The diversion channels are similar to the Jubilee <http://www.nce.co.uk/royal-opening-for-natural-jubilee-river/803051.article#> River scheme, which protects Maidenhead, Windsor and Eton and opened in 2002. Residents flooded in 2003 maintain that poor management of increased flows from the Jubliee River were to blame. A subsequent investigation by Atkins revealed that the £110M Jubilee River was under-designed and could convey only two-thirds of its design capacity.
The plans in detail
Reach 3: Datchet to Walton Bridge
In the Agency's strategy there would be three separate but consecutive new flood diversion channels between Datchet and Shepperton. These would link up some of the lakes in the area and reconnect with the River Thames. The idea is to bypass the existing weir structures and improve the passage of water downstream.
The Agency would aim to make the flood diversion channels look, as much as possible, like a natural watercourse with gently sloping banks. New vegetation would help them blend into the existing landscape. Each flood diversion channel would be a similar width to the River Thames, between 50m and 60m wide, within a broader corridor of up to 100m.
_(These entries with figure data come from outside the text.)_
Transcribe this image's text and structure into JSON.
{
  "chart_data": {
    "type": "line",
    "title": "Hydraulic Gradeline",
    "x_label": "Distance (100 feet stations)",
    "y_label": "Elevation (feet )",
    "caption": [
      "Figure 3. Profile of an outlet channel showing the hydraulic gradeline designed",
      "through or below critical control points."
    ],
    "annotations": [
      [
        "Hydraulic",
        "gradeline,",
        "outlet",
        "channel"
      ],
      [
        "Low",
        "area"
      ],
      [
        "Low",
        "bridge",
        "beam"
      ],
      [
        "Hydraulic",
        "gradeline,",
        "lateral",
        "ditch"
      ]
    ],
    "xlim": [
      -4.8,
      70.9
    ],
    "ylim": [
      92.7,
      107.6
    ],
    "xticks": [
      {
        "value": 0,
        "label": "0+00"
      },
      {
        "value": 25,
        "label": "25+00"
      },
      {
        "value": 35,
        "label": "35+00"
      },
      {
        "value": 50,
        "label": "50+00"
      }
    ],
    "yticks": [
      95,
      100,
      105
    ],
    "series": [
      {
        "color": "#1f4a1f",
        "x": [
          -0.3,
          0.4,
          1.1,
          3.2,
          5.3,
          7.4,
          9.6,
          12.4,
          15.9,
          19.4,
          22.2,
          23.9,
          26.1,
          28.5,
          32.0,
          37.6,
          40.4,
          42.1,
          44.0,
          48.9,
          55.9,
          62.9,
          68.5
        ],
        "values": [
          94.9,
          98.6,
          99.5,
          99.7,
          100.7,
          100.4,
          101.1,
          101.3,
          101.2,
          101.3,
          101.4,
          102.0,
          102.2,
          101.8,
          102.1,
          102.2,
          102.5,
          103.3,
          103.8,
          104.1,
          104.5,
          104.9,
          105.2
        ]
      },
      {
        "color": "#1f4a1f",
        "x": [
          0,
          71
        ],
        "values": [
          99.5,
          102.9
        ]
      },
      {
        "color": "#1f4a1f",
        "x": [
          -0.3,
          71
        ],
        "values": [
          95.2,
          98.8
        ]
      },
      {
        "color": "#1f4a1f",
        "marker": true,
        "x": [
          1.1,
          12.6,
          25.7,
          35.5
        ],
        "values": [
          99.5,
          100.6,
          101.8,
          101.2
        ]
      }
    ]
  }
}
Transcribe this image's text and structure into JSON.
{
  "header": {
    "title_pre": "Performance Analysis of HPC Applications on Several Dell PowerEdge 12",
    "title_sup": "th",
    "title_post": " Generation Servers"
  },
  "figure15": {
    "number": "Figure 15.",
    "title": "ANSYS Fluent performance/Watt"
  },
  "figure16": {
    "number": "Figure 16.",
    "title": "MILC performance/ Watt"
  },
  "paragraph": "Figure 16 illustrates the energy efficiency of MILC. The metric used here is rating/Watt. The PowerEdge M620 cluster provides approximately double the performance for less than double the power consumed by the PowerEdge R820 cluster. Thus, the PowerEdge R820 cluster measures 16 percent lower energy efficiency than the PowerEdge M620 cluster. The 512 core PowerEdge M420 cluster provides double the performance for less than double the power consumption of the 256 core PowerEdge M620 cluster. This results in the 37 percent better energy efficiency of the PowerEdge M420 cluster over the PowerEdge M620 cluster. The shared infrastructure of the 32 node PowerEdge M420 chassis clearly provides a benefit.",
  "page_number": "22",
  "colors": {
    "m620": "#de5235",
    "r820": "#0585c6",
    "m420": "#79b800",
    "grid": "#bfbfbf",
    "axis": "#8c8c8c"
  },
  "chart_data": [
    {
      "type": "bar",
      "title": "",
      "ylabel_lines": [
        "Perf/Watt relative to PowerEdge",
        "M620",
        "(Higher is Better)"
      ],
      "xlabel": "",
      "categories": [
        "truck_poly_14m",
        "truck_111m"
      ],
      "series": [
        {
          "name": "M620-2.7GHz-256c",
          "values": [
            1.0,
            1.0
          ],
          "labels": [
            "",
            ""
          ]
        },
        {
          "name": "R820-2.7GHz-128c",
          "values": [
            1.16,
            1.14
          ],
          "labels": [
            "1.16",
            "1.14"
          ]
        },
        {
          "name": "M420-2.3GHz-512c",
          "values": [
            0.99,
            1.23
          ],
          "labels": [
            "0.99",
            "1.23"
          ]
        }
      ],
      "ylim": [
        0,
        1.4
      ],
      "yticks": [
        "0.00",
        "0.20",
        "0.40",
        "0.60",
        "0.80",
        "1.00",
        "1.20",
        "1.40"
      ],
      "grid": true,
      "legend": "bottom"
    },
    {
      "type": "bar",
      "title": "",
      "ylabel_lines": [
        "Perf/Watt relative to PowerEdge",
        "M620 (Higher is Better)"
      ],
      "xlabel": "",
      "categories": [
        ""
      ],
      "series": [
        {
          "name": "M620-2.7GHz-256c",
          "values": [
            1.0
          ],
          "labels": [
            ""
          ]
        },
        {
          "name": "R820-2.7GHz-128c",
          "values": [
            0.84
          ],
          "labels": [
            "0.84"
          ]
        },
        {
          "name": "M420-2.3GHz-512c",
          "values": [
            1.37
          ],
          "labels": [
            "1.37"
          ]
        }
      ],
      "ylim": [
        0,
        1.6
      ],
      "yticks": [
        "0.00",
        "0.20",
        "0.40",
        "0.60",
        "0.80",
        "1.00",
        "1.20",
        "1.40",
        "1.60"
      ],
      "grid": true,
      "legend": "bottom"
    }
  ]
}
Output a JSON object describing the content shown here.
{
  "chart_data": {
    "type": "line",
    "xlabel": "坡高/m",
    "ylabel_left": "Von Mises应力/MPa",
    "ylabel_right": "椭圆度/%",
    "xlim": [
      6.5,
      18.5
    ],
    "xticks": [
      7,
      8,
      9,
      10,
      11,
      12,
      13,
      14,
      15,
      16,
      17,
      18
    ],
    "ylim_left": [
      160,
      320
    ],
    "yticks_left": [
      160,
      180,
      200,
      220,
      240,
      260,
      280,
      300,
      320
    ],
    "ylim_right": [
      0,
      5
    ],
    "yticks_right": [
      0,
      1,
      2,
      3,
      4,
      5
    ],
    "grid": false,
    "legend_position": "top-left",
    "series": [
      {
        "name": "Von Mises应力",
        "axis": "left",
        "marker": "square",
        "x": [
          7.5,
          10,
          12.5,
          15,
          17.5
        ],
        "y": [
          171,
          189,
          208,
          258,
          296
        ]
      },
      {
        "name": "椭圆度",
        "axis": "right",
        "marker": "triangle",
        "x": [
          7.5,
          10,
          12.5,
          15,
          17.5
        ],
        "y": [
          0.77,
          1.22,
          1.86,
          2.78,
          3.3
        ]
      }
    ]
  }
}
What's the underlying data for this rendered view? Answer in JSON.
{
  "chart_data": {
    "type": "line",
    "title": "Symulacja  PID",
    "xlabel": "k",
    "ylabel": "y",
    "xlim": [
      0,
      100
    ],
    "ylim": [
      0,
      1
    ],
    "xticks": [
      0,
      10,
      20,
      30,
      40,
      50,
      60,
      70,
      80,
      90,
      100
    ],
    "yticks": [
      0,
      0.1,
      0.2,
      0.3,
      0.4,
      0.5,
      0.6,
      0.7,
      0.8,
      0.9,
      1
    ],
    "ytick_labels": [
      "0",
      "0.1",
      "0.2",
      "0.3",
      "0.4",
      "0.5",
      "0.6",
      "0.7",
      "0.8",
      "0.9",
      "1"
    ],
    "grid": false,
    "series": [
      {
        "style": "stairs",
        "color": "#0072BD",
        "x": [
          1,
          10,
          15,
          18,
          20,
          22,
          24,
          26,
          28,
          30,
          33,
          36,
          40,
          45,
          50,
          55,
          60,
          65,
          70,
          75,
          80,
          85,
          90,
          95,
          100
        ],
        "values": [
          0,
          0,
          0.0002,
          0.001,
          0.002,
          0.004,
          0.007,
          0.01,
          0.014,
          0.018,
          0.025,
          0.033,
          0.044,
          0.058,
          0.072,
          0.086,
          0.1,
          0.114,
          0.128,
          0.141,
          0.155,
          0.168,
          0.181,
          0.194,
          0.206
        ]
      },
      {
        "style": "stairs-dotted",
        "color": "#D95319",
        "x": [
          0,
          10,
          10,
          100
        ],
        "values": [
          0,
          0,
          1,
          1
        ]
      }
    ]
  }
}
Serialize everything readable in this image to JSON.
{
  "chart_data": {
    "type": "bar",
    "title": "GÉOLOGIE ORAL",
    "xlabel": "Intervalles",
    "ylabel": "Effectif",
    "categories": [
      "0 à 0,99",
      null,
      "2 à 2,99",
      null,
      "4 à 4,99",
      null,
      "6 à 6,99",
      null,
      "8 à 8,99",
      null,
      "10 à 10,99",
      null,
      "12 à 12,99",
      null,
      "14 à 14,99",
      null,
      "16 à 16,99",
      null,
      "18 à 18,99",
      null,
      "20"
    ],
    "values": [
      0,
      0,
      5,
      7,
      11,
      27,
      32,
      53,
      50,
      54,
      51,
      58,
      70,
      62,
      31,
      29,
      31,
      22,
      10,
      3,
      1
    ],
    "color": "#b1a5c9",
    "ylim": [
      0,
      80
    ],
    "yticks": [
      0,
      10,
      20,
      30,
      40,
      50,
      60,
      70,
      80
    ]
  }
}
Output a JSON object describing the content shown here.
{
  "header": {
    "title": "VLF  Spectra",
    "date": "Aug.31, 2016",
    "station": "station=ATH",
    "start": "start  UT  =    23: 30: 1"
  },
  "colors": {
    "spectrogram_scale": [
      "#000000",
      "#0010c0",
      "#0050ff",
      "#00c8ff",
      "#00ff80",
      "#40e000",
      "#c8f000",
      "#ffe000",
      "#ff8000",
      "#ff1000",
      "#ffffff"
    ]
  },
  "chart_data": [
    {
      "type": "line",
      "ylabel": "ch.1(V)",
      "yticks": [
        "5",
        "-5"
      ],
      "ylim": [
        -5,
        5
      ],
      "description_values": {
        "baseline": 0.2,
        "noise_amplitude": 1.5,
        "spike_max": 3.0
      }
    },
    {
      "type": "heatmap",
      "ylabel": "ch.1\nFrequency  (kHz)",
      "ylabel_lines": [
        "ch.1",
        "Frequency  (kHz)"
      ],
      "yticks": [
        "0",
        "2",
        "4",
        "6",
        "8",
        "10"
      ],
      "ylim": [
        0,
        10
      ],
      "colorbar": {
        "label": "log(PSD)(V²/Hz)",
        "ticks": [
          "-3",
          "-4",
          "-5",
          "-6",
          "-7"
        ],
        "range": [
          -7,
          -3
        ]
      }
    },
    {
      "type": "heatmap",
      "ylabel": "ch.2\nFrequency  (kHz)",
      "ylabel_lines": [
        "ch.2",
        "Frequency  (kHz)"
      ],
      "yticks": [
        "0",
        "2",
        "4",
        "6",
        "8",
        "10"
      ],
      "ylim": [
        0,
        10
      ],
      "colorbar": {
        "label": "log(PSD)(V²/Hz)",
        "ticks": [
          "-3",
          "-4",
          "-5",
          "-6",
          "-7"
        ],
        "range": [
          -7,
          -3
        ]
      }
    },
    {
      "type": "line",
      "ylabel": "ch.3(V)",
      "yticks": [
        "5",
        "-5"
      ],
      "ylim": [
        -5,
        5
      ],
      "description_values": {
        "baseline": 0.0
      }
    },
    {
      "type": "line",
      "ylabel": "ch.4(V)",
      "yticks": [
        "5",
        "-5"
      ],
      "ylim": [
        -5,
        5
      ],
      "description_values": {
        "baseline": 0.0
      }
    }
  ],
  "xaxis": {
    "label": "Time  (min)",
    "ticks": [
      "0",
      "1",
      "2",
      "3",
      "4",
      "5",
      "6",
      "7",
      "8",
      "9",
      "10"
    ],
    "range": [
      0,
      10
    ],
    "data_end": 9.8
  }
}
Some might have a footpath or cyclepath running alongside them, and contain attractive features such as reedbeds.
Water in the flood diversion channels would be about 3.5m deep for most of the year, rising to 4m in times of flood. The Agency would not plan to have a continuous flow along them. Instead, the water would be still, like the water in many of the gravel pits in the area.
A number of other bridges, culverts and weirs would also be required to cross existing roads and railway lines, and to keep the water at the correct level. The flood diversion channels would skirt around some areas of historic landfill sites. It is likely that the Agency would need to construct heavily engineered channels in these areas, and possibly to line them.
Reach 4: Walton Bridge to Teddington
The Agency has studied the effects that building flood diversion channels would have on flows in the rest of the river, downstream from where the third and final flood diversion channel returns to the Thames. This shows that works are needed to the river downstream of Walton Bridge to maintain the flows at their current level to prevent any increase in flooding.
However, the area between Shepperton and Teddington is too built up for engineering works such as diversion channels to take place. Instead, weirs at Sunbury, Molesey and Teddington will have their capacity to convey water during a flood increased, Desborough Cut will be widened by 3m to 4m on the southern bank, and local defences would protect areas such as those around Teddington Studios and on the river frontage at Kingston.
However, such defences have been ruled out in visually sensitive locations
such as around Hampton Court Palace.
The Agency believes that building these flood diversion channels and associated works would bring major long-term benefits to the Lower Thames area. It plans to substantially reduce flood risk to 5,100 residential properties (housing about 12,800 people) experiencing the most frequent flooding.
The scheme should enable some 8,200 residential properties (housing about 20,500 people) to qualify for flood insurance. This would involve moving them out of the insurance industry's significant flood risk band, for properties with more than 1.33% chance of flooding in any one year.
It expects that 7,200 residential properties (about 18,000 people) would be taken out of the flood risk envelope for the 1 in 100 year, or 1% annual chance of occurrence. Flood risk would also be reduced for about 450 commercial properties, besides some public buildings and critical infrastructure within the Lower Thames area.
The plans have been put out to public consultation until 4 December.